浴室は一日の疲れを癒す憩いの空間ですが、一方で事故の起こりやすい場所でもあります。そのため、浴室をバリアフリーにリフォームすることはとても重要です。
バリアフリーと聞くと、お年寄りや、身体の不自由な方がおられる家庭を想像されるかもしれません。
しかし、小さな子供や妊娠中の女性にとっても、バリアフリー工事は意味があります。また、若い方、健康な方であっても、転倒などの危険がないとはいえません。
万が一のことがあった場合、お風呂は一人で利用することが多いため、例え家族が同じ屋根の下にいても、発見が遅れることが多いのです。加えて、裸という無防備な状態で利用することを考えると、事故は未然に防ぐのに越したことはありません。
以上のような理由から、浴室のバリアフリー化は重要であり、また、幅広い層の家庭にとって必要なものだと言えるでしょう。
浴室バリアフリーリフォームのポイント
浴室のバリアフリー化について重要なポイントの一つに、「転倒を防ぐ」ということがあります。
大規模なリフォームを行う予定があるのなら、システムバスなどの床材を選ぶ際に、水はけがよく、すべりにくいものを選ぶのがいいでしょう。
しかし、床の貼り換えやシステムバスの交換など、大規模なリフォームをするためには、費用も手間もかかってしまいます。そのような余裕がないという方は、床に専用のシートを貼ってはいかがでしょうか?

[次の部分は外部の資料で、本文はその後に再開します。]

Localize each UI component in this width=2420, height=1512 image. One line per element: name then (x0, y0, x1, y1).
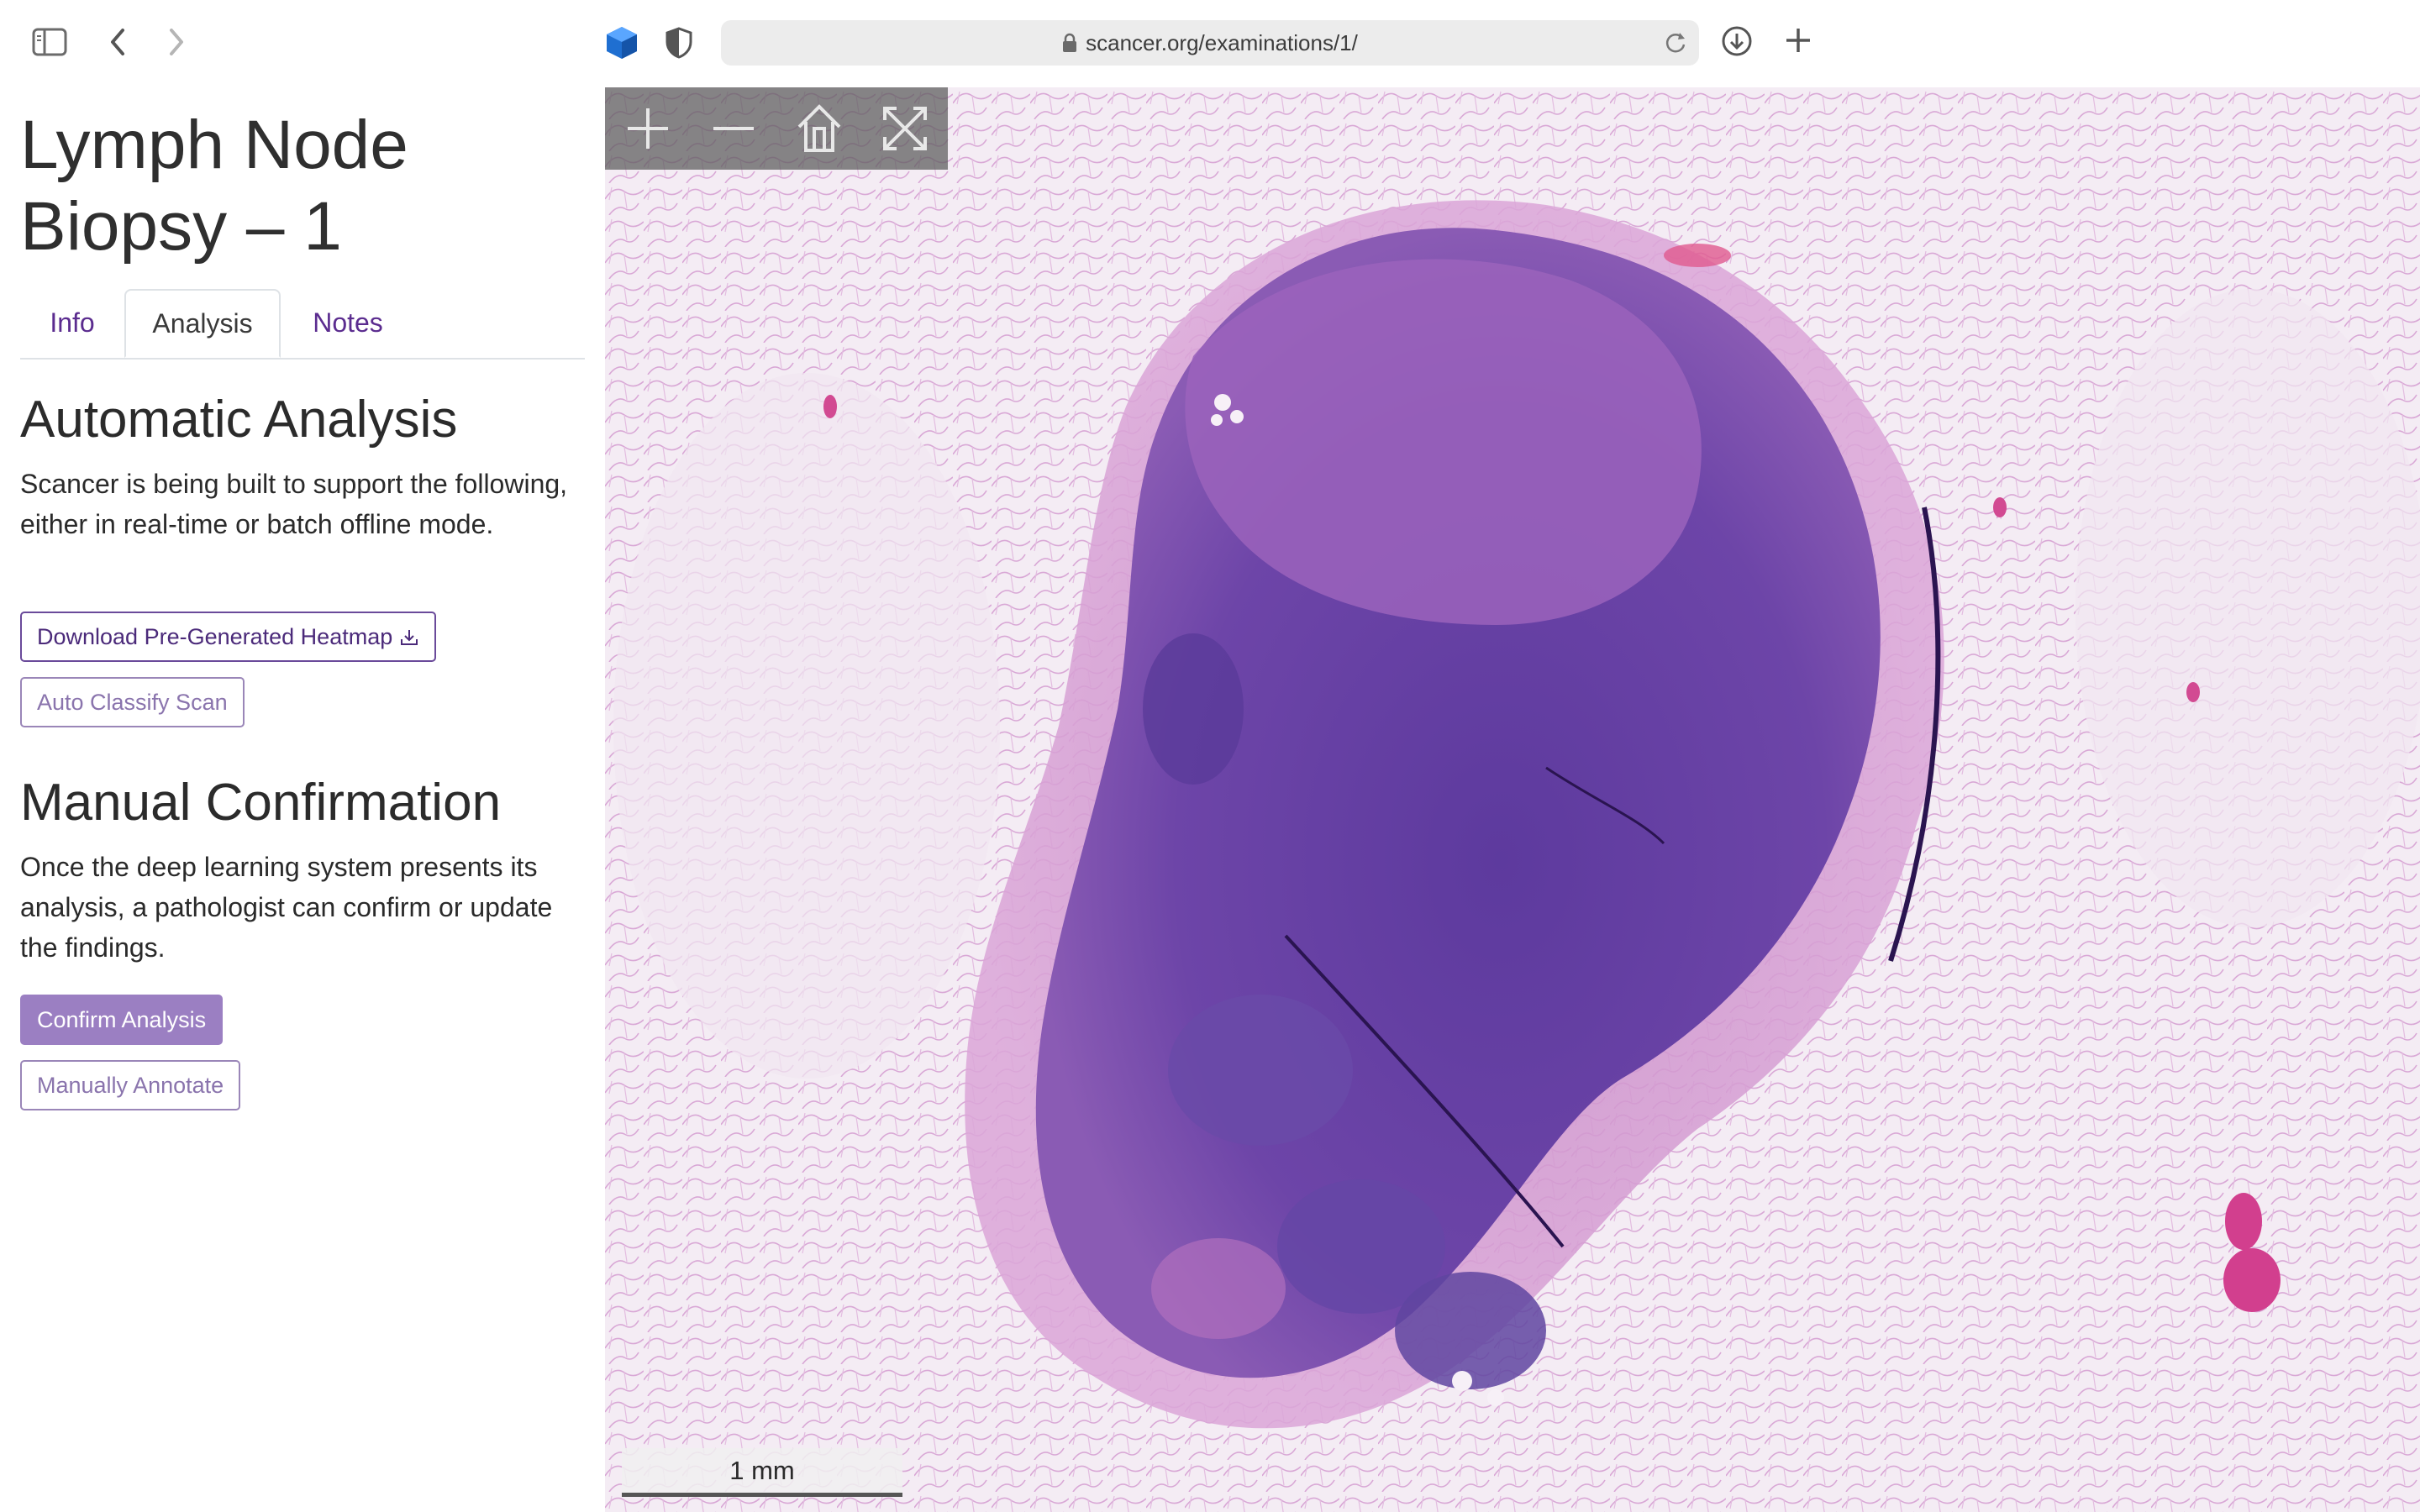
url-text: scancer.org/examinations/1/ (1086, 29, 1358, 55)
slide-viewer[interactable]: 1 mm (605, 87, 2420, 1512)
privacy-shield-icon[interactable] (666, 27, 692, 59)
manually-annotate-button[interactable]: Manually Annotate (20, 1060, 241, 1110)
viewer-navigation-toolbar (605, 87, 948, 170)
zoom-out-icon[interactable] (691, 87, 776, 170)
tab-bar: Info Analysis Notes (20, 289, 585, 360)
tab-analysis[interactable]: Analysis (124, 289, 281, 358)
scale-bar-label: 1 mm (729, 1455, 795, 1485)
back-icon[interactable] (108, 27, 128, 57)
tissue-slide-image (605, 87, 2420, 1512)
auto-classify-button[interactable]: Auto Classify Scan (20, 677, 245, 727)
fullscreen-icon[interactable] (862, 87, 948, 170)
browser-toolbar-left (0, 0, 605, 87)
home-icon[interactable] (776, 87, 862, 170)
browser-toolbar-right: scancer.org/examinations/1/ (605, 0, 2420, 87)
examination-sidebar: Lymph Node Biopsy – 1 Info Analysis Note… (0, 87, 605, 1512)
download-heatmap-label: Download Pre-Generated Heatmap (37, 623, 393, 649)
manual-confirmation-text: Once the deep learning system presents i… (20, 852, 553, 963)
sidebar-toggle-icon[interactable] (32, 27, 67, 57)
new-tab-icon[interactable] (1783, 25, 1813, 55)
confirm-analysis-button[interactable]: Confirm Analysis (20, 995, 224, 1045)
reload-icon[interactable] (1664, 31, 1687, 59)
scale-bar: 1 mm (622, 1448, 902, 1497)
tab-info[interactable]: Info (20, 289, 124, 356)
forward-icon[interactable] (166, 27, 187, 57)
zoom-in-icon[interactable] (605, 87, 691, 170)
address-bar[interactable]: scancer.org/examinations/1/ (721, 20, 1699, 66)
downloads-icon[interactable] (1721, 25, 1753, 57)
page-title: Lymph Node Biopsy – 1 (20, 107, 408, 265)
automatic-analysis-text: Scancer is being built to support the fo… (20, 469, 568, 539)
automatic-analysis-heading: Automatic Analysis (20, 391, 458, 449)
site-favicon-icon (605, 25, 639, 60)
manual-confirmation-heading: Manual Confirmation (20, 774, 502, 832)
download-icon (399, 627, 419, 647)
lock-icon (1063, 33, 1077, 52)
download-heatmap-button[interactable]: Download Pre-Generated Heatmap (20, 612, 437, 662)
tab-notes[interactable]: Notes (284, 289, 412, 356)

あくまで予算は目安ですが、例えばシステムバスの交換が100万円近くかかるのに対し、壁や床にシートを貼る場合は、10~20万円ほどで済ませることができるようです。
シートによっては、冷たくなりにくい材質のものもあり、浴室内の温度を下がりにくくする効果もあります。
浴室内の温度を暖かく保つというのも、バリアフリー化に際するポイントの一つです。
「ヒートショック」という言葉をご存じでしょうか?温度の変化によって、急激に血圧が変動することを指します。
特に冬、暖かい室内から寒い脱衣場や浴室、さらに熱い浴槽へと移動することによって、血圧が急上昇・急降下し、心臓発作などを引き起こす可能性があります。特に高齢者の方は、このような危険性が高いと言われています。
ヒートショックを和らげるためには、前述のように断熱効果のあるシートを利用するほか、浴室換気暖房乾燥機を付けるという方法もあります。
お風呂に入る際の手助けになるよう、入り口や浴槽の周辺などに、手すりを付けたいとお考えの方もおられるかもしれません。
システムバスをお使いの場合は、手すりを付けられる場所が制限されることがあるため、注意が必要です。
これからシステムバスを導入する予定のある方は、あらかじめ手すりの設置場所などについても、考えておかれた方がいいでしょう。
この他にも、浴槽のへりをまたぎやすい高さにするなど、バリアフリーのためのリフォーム内容は様々です。
浴室という場所の特性から、バリアフリー化は非常に大切です。
今は必要ないと思っていても、思わぬ時に役立つかもしれません。万が一の事故を防ぐためにも、検討されてみてはいかがでしょうか?